2013 Quad-Core MacMini; DVI to control monitor and HDMI for projectiion.
QLab v3.0.11 (Haven't updated further due to known video issues.)

3' Pearstone HDMI cable (http://www.pearstone.com/detail?sku=751034) from MacMini to extender transmitter.
KanexPro HDBaseT Extender (http://www.kanexpro.com/item/?id=HDBASE100M)
Less than 200' of CAT6 between Transmitter & Receiver
Another 3' Pearstone from receiver to projector.
BenQ SH960 (http://www.benq.us/product/projector/sh960)


I have:

Tested/swapped out all cables.
Made sure transmitter/receiver are in the open and able to use convection for cooling. (The receiver was getting warm to the touch.) Stays barely above room temp now.
Checked QLab forums.
Checked Mac forums.
Googled all products in chain looking for listed issues from other people.

I installed the line extender last March and added the MacMini in May. This is the first issue I've had with video.

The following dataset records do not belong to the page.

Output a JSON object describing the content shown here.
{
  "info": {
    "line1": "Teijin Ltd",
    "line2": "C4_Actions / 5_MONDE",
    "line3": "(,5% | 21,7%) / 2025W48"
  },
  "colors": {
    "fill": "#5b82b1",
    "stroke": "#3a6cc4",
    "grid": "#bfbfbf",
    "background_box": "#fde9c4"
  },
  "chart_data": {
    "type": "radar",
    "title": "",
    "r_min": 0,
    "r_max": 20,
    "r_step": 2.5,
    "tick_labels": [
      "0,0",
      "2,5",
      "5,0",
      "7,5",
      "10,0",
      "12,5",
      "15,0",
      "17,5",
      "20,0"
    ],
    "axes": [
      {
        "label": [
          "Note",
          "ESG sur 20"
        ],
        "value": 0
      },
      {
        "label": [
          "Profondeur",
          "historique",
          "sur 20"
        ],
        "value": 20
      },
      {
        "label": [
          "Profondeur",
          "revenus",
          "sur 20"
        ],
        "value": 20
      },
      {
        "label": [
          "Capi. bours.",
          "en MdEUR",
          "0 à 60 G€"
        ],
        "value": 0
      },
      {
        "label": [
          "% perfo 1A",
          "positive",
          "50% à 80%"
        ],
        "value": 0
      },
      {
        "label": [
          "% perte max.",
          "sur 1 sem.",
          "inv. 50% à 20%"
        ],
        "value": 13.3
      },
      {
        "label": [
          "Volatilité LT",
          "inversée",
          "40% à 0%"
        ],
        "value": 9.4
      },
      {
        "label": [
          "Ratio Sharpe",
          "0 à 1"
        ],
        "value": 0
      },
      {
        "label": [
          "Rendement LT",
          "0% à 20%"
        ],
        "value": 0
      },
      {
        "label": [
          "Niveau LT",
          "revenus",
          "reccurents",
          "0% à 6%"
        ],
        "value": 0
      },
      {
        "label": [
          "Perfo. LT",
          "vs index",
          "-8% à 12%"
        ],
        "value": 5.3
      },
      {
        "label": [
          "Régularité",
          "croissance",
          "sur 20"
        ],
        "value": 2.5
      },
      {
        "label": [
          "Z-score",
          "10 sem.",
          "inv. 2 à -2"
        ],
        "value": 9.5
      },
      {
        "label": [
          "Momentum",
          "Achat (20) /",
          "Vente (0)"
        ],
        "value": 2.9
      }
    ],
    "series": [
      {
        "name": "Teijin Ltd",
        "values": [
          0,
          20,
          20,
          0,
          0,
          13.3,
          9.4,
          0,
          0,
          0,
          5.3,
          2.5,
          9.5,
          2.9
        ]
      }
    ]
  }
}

Any advice/thoughts are appreciated.

Thanks!

~Alden


----------



## Amiers (Nov 22, 2013)

After a quick read about the extenders I would check your Cat6 cable to make sure it is terminated properly.


----------



## aldenf (Nov 22, 2013)

Thanks, Amiers! That's one of the first things I did. My cable tester says it's fine... Could I be experiencing a video card issue?


----------



## aldenf (Nov 22, 2013)

Well guys. Video was up and running for over six hours today without a single problem. Just powered down. We'll see what showtime brings us...


----------



## aldenf (Nov 22, 2013)

Fail! Started the system 45 min before curtain. Right at places, projection starts flaking out. Reset and re-seat everything and all is fine. Eight minutes from end of show flickering and then no image... Maybe it's a heat issue at the MacMini. But everything was solid for over six hours this afternoon. I wish I could recreate the problem without an audience...


----------



## Amiers (Nov 23, 2013)

What did you run for the 6 hour stretch? Was it show content or was it just test material. Can your projector and Mac Mini handle the formats of the show content. 720p/1080p. Yes heat could be an issue but if it ran for 6 hours then for only 45min + show - 8mins just doesn't add up. If you tested all your hardware I would look at your content next.


----------



## aldenf (Nov 23, 2013)

Thanks, Amiers... First of all, this is a rental and not my programming. I did clean up some QLab programming, especially because video surfaces were wonky... For three of the 6+ hours yesterday, I looped a 720p video (MAC scaling to 1080p) with no problems. Then the PSM came in and ran through all 140+ of their cues twice (for the 2nd 3 hours) without any issues. Their image/video files are not native 1080p. There is scaling happening on the Mac/QLab side of things. In fact it's programmed mostly in 4:3 except for video files which are in 16:10 or 16:9. They do the show all over the country in different spaces, with different projectors/systems... They are new to QLab and had been running Power Point (Mac) with varying degrees of success. Power Point really doesn't like much video and would often crash. We tried PP for the second show and... it crashed.

I just wish I could recreate the issue when I have time to diagnose it; not when their is an audience waiting to be entertained...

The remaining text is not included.